Änderungen in Geschäft und Organisation

Die Lufthansa Group überprüft regelmäßig ihre Organisationsstruktur auf Aktualität und passt sie gegebenenfalls veränderten Rahmenbedingungen an. In allen Geschäftsfeldern der Lufthansa Group werden Chancen zur Effizienzsteigerung ergriffen und in den Planungen berücksichtigt.

Airlines der Lufthansa Group rücken noch enger zusammen

Die Lufthansa Group ordnet die Zusammenarbeit im Unternehmen neu. Die Veränderungen betreffen dabei nicht allein die Aufbau-Organisation, sondern noch mehr die Ablauforganisation, den Finanzsteuerungsrahmen sowie gruppenübergreifende Kollaboration.
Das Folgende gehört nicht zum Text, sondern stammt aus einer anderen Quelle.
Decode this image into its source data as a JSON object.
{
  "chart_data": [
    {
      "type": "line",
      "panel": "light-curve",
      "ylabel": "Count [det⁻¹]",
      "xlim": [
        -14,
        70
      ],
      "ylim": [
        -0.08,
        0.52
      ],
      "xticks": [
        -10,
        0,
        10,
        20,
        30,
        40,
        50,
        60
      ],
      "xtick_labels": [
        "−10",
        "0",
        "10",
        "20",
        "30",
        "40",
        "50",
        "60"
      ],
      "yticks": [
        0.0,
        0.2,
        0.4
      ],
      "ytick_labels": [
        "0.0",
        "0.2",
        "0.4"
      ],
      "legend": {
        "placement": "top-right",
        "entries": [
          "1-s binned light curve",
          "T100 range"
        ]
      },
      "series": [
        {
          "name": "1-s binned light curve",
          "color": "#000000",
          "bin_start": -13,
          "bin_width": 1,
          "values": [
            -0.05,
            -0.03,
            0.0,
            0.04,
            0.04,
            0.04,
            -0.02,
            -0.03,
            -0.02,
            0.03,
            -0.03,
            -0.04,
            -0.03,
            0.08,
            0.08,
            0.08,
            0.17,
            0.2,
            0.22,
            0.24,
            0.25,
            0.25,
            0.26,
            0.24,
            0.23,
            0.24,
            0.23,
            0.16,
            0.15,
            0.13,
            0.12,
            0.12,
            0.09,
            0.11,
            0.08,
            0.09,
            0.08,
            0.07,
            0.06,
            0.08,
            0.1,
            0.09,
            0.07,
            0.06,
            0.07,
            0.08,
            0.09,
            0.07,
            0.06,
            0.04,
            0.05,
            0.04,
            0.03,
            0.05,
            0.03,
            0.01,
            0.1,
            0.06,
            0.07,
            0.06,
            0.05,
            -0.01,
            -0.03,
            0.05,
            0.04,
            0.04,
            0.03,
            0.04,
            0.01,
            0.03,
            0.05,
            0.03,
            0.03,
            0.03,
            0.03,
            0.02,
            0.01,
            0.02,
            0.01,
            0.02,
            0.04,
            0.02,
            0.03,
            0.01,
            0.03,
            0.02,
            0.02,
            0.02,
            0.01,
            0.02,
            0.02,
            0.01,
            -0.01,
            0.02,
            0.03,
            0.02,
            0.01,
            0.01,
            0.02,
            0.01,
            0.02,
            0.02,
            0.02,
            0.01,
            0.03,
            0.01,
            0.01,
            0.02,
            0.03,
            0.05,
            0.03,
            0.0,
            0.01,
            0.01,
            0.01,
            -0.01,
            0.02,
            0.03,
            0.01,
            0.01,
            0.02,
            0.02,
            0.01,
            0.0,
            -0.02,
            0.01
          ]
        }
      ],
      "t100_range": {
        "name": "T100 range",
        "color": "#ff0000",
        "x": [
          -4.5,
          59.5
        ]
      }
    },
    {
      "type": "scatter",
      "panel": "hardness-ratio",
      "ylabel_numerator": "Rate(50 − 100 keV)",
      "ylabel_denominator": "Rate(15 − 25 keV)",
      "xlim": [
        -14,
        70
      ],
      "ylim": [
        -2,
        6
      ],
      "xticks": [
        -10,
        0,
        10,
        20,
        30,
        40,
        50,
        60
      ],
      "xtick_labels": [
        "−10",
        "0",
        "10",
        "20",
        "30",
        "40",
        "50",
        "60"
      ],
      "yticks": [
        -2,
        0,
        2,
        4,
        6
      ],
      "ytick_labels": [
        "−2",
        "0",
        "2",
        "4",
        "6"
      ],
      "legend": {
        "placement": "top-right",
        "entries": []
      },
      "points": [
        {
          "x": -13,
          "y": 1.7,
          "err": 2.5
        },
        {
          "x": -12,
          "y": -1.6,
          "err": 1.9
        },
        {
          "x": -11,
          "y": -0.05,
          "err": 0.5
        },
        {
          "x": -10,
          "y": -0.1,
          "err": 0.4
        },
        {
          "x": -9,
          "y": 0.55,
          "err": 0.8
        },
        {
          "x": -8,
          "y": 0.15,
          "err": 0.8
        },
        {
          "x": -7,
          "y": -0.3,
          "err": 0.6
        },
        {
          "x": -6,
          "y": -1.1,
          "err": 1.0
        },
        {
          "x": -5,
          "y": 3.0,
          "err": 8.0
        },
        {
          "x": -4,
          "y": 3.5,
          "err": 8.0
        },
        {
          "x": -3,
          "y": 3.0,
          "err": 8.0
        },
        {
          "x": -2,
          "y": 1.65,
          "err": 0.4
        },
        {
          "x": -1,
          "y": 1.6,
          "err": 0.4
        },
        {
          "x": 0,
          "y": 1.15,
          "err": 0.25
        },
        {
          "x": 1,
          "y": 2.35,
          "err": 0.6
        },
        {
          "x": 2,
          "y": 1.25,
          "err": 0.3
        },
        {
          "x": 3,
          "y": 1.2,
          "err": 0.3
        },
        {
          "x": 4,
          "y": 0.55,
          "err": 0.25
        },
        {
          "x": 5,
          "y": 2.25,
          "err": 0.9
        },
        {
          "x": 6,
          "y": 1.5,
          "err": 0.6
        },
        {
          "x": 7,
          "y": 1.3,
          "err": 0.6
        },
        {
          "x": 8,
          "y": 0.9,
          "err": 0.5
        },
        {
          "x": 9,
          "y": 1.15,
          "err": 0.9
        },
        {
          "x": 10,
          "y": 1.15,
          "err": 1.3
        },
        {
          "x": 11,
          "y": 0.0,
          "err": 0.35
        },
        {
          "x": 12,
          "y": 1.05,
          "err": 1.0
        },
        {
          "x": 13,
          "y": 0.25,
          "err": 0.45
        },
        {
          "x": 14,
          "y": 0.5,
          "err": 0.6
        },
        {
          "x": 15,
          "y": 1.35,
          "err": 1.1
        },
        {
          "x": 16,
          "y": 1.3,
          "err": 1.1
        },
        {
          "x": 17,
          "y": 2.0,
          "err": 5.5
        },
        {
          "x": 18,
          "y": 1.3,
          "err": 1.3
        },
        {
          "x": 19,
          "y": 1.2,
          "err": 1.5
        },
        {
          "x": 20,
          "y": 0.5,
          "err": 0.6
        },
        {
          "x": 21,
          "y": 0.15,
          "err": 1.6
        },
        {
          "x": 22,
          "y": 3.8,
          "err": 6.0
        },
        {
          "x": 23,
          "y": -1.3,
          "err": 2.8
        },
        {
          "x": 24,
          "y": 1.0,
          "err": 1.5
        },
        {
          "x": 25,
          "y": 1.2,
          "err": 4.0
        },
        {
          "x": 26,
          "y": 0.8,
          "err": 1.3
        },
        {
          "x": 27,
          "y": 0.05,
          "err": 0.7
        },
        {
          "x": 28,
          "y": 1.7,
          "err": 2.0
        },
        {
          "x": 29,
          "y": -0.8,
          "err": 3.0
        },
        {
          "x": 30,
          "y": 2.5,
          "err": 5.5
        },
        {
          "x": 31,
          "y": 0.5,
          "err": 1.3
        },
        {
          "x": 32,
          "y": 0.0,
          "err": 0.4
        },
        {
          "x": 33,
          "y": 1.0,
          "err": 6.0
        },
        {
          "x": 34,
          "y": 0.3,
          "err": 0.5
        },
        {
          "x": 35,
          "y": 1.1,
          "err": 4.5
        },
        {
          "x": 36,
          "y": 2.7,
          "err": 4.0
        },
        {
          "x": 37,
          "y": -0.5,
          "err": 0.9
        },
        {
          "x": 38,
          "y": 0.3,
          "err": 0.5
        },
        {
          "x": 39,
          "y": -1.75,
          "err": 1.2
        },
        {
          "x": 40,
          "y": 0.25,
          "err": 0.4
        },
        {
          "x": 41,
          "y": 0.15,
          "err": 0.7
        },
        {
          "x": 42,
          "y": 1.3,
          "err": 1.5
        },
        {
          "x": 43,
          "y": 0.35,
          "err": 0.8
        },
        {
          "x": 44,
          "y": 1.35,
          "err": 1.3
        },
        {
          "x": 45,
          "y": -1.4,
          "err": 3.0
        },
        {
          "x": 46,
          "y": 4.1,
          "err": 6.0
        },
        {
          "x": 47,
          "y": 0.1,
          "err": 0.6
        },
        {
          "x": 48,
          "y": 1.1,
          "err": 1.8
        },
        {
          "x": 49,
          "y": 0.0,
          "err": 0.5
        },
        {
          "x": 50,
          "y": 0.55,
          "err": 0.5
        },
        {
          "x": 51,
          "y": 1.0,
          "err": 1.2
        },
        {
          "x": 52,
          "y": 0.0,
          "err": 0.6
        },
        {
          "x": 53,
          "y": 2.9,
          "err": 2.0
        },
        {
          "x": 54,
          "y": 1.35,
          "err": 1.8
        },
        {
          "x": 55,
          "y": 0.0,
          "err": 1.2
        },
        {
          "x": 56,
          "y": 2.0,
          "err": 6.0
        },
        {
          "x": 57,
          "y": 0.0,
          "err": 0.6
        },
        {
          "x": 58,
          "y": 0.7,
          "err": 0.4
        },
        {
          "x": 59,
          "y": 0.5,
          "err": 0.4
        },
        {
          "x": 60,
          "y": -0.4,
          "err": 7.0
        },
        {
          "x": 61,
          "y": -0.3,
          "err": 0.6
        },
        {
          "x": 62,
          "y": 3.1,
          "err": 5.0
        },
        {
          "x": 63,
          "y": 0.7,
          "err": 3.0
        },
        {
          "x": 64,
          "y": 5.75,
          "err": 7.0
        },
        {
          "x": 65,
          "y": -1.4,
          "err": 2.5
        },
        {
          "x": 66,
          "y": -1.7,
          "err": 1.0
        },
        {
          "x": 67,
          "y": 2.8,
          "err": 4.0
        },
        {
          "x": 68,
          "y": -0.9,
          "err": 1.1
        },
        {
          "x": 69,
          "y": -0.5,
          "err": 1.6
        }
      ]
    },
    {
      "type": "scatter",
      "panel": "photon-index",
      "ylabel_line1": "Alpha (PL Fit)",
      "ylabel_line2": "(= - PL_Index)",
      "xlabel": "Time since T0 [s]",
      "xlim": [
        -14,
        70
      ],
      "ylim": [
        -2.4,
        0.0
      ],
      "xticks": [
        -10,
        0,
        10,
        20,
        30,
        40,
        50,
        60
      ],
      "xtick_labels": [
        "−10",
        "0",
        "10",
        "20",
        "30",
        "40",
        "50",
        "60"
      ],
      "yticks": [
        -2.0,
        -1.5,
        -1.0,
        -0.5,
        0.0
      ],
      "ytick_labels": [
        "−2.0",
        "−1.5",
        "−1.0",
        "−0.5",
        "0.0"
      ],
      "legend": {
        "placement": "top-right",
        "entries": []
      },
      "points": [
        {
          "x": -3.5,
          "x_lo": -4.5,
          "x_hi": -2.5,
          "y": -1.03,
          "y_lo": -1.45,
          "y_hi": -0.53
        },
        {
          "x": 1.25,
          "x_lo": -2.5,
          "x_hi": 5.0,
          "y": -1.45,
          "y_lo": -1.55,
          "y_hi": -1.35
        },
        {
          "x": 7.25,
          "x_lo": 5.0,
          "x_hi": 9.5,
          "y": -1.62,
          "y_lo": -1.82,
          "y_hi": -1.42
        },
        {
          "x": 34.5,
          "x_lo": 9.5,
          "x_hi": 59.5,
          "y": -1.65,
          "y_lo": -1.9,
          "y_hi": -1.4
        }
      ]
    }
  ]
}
Dadurch rücken insbesondere die Netzwerk-Airlines im Konzern enger zusammen und agieren künftig noch integrierter. Ziel ist es, die Marktposition insbesondere der Netzwerk-Airlines Lufthansa Airlines, SWISS, Austrian Airlines und Brussels Airlines zu stärken und auszubauen. Gleichermaßen sollen Effizienz und Profitabilität steigen.

Die Airlines werden auch weiterhin eigenständig über das Kundenerlebnis ihrer Gäste entscheiden. Dies betrifft zum Beispiel das Bordprodukt, das Catering, die Lounges in den Heimatmärkten oder den Service für die Fluggäste. Auch für das Management der jeweiligen Flugbetriebe und den operativen Flugbetrieb bleiben die Netzwerk-Airlines verantwortlich.

In Bereichen, die für den Gast weniger sichtbar sind, wird die Zusammenarbeit der Netzwerk-Airlines im Konzern noch integrierter und vernetzter, wie zum Beispiel heute schon im Bereich Loyalty mit dem gruppenweiten Programm „Miles and More“ oder bei der Weiterentwicklung der preisgekrönten Kunden-App. Diese wurde zentral im Konzern entwickelt, Design und Angebote sind jedoch maßgeschneidert für die jeweiligen Airlines.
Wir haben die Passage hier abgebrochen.